Ударили морозы, ветер стих, до самой Пасхи лов шел хороший. Потом оказалось, что год этот безвесенний, один из тех лет, когда весна вдруг объявляется вечером в начале июня; а до того лишь лед и слякоть, а после косой холодный дождь, который не оживляет плоды, животных и людей, а скорее губит их.
Дошло до того, что Ханс Баррёй задумался, не сделался ли его собственный остров чересчур маленьким для него, и пережитые зимы – и впрямь ли они подарили ему ценный опыт или же его настигла судьба, потому что, думал он, если посмотреть правде в глаза, так выходит, что сперва выдалась хорошая зима вкупе с удачным предлогом остаться дома, но нонешняя зима-то худая, совсем скупая. Поправить плачевное положение уйдет год, только теперь у Ханса ни лески, ни сетей. И все из-за какого-то пальца. Двух пальцев. Домолюбивым Ханса больше уж точно не назовешь.

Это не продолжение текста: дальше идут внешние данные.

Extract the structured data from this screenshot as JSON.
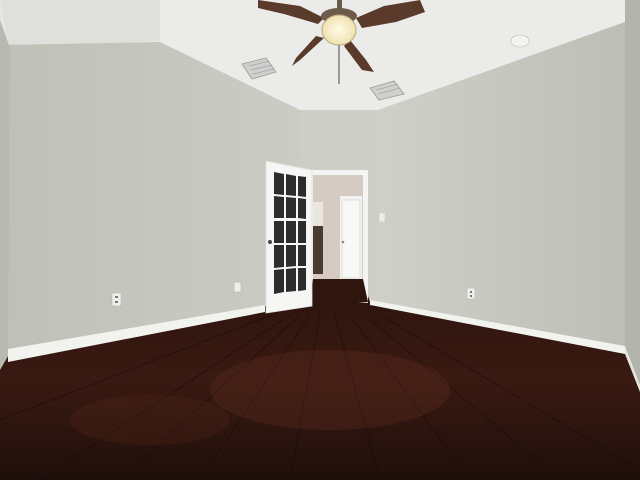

На материке протянули железную дорогу, Нурланнскую ветку. Беднякам она принесла спасение. А сейчас стала спасением и для Ханса Баррёя. Опытный взрывник, он насквозь видел секреты гор. Едва вывесили сушить все сено, как он отправился в путь и вернулся лишь в середине декабря со впалыми щеками, прямой спиной и бессонный, словно летняя ночь, зато с новыми снастями, с леской, грузилами и крючками, и сильнее, чем когда бы то ни было, томящийся по Лофотенам.